Hicks: One year in, AI adoption initiative 'proving its worth'

By Briana Reilly / June 8, 2022 at 3:06 PM

One year into the Pentagon's artificial intelligence and data accelerator initiative, Deputy Defense Secretary Kathleen Hicks says the effort is already "proving its worth."

While it’s unclear what will happen to the three-year push after fiscal year 2024, Hicks told an online audience during DOD’s Digital and AI Symposium today that in the interim, ADA has already allowed officials to identify common problems faced by the combatant commands in integrating and scaling AI capabilities.

In that same vein, Hicks added, officials have also been able to identify “common solution approaches” to the initiative launched last summer as part of the military’s approach to enabling Joint All-Domain Command and Control.

“Because we’re at the enterprise level at ADA, that’s kind of the beauty of the federated approach,” she continued. “We have this centralized repository of knowledge and expertise and data and tools and contract vehicles and folks who understand how to use contract vehicles for this purpose. And then these problem sets can come in and we can tailor, if you will, more easily and get solutions out faster. I think that’s what we’ve seen to date.”

Through ADA, DOD has been sending technical AI expert teams to the COCOMs as one of its initial steps, the former acting Pentagon chief information officer, Kelly Fletcher, previously said.

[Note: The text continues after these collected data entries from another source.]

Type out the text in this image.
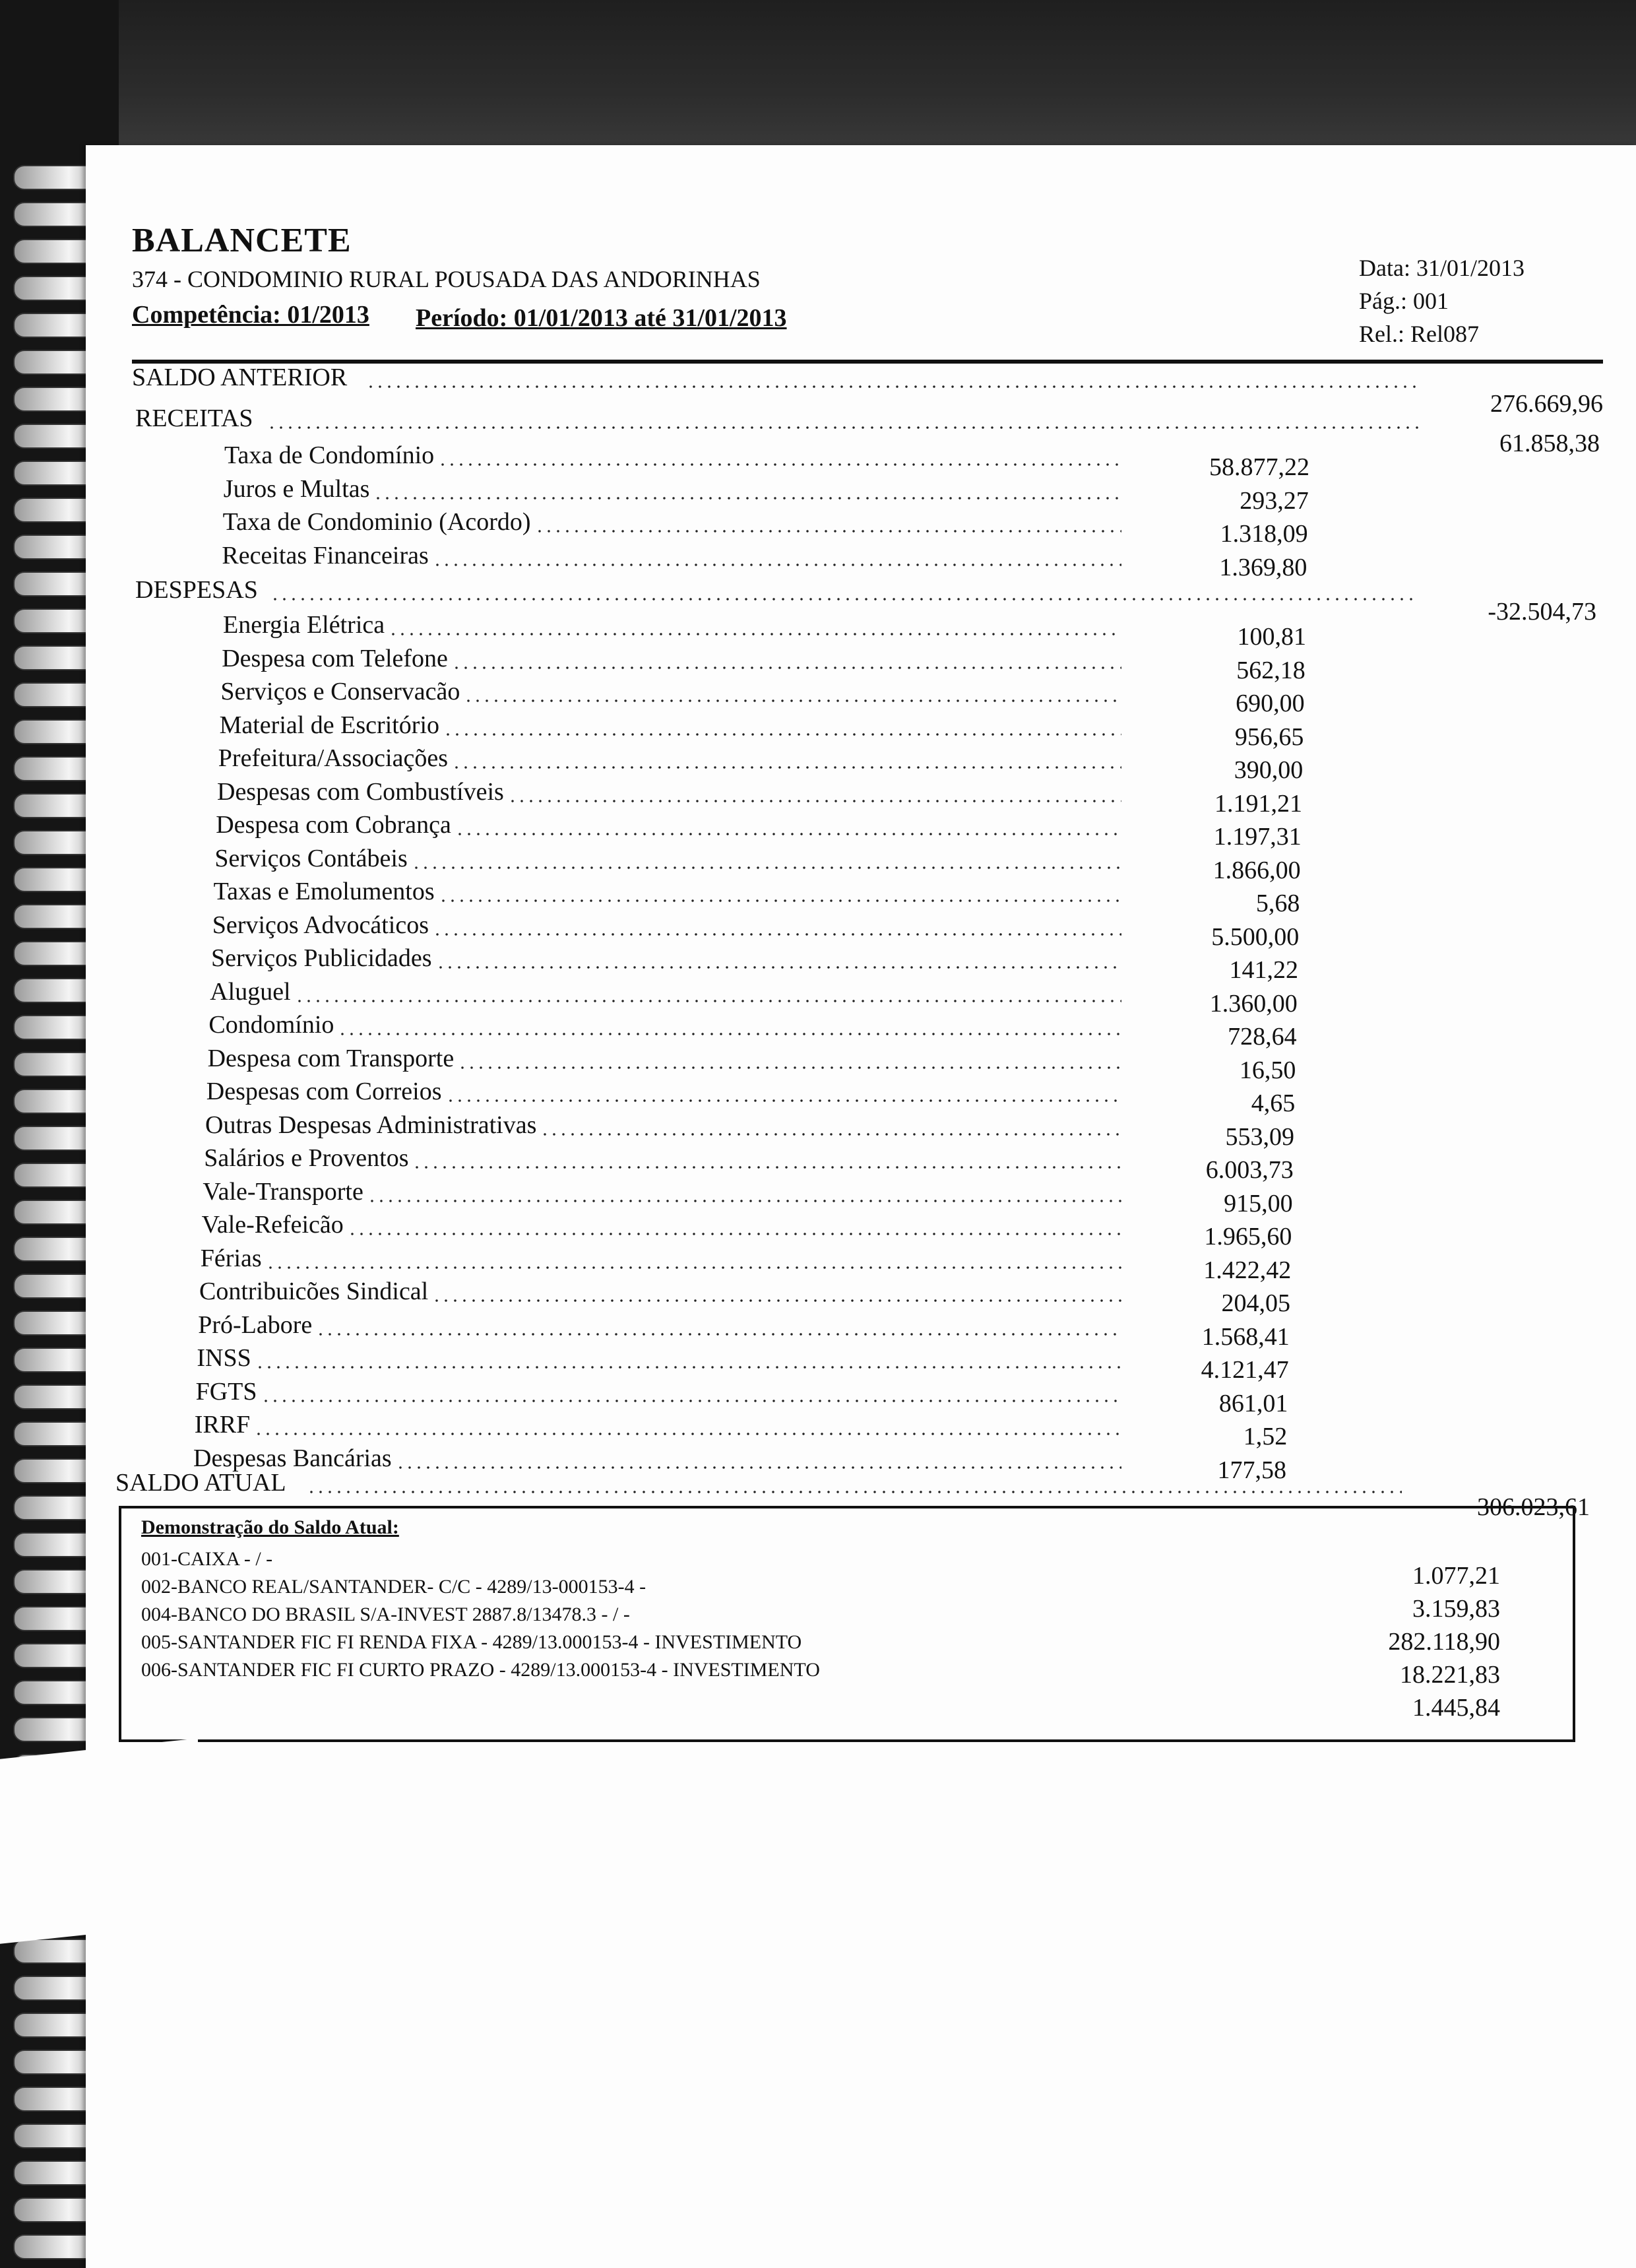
BALANCETE
374 - CONDOMINIO RURAL POUSADA DAS ANDORINHAS
Competência: 01/2013 Período: 01/01/2013 até 31/01/2013
Data: 31/01/2013
Pág.: 001
Rel.: Rel087
SALDO ANTERIOR
276.669,96
RECEITAS
61.858,38
Taxa de Condomínio	58.877,22
Juros e Multas	293,27
Taxa de Condominio (Acordo)	1.318,09
Receitas Financeiras	1.369,80
DESPESAS
-32.504,73
Energia Elétrica	100,81
Despesa com Telefone	562,18
Serviços e Conservacão	690,00
Material de Escritório	956,65
Prefeitura/Associações	390,00
Despesas com Combustíveis	1.191,21
Despesa com Cobrança	1.197,31
Serviços Contábeis	1.866,00
Taxas e Emolumentos	5,68
Serviços Advocáticos	5.500,00
Serviços Publicidades	141,22
Aluguel	1.360,00
Condomínio	728,64
Despesa com Transporte	16,50
Despesas com Correios	4,65
Outras Despesas Administrativas	553,09
Salários e Proventos	6.003,73
Vale-Transporte	915,00
Vale-Refeicão	1.965,60
Férias	1.422,42
Contribuicões Sindical	204,05
Pró-Labore	1.568,41
INSS	4.121,47
FGTS	861,01
IRRF	1,52
Despesas Bancárias	177,58
SALDO ATUAL
306.023,61
Demonstração do Saldo Atual:
001-CAIXA - / -
1.077,21
002-BANCO REAL/SANTANDER- C/C - 4289/13-000153-4 -
3.159,83
004-BANCO DO BRASIL S/A-INVEST 2887.8/13478.3 - / -
282.118,90
005-SANTANDER FIC FI RENDA FIXA - 4289/13.000153-4 - INVESTIMENTO
18.221,83
006-SANTANDER FIC FI CURTO PRAZO - 4289/13.000153-4 - INVESTIMENTO
1.445,84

Hicks noted today that COVID-19 has complicated that recently.

Regardless, she said that the department has witnessed “a lot of natural-use cases [and] questions that combatant commanders really want help answering, and the ability to apply answers through ADA.”

ADA is poised to represent “a flagship achievement” for the chief data and artificial intelligence officer, in the words of DOD CIO John Sherman, who spoke separately during the symposium today.

The newly stood-up CDAO, which consolidates the military’s data and AI efforts in an attempt to provide better alignment for the Pentagon, will be able to “surface up certain trends, certain enterprise-level activities and needs that will transcend the commands” through ADA, Sherman said.

As the department prepares to move beyond ADA in two years and explore what that “next natural evolution” might be, Hicks stressed the importance of being “very unafraid to shift approaches, as the stand-up of the CDAO itself shows, and make sure we are ahead of the curve, not chasing a curve by being committed to either particular initiatives and/or to organizational constructs.”

“I think anything that would follow it, whether it’s called ADA or something else, naturally will build on what we do here,” she added.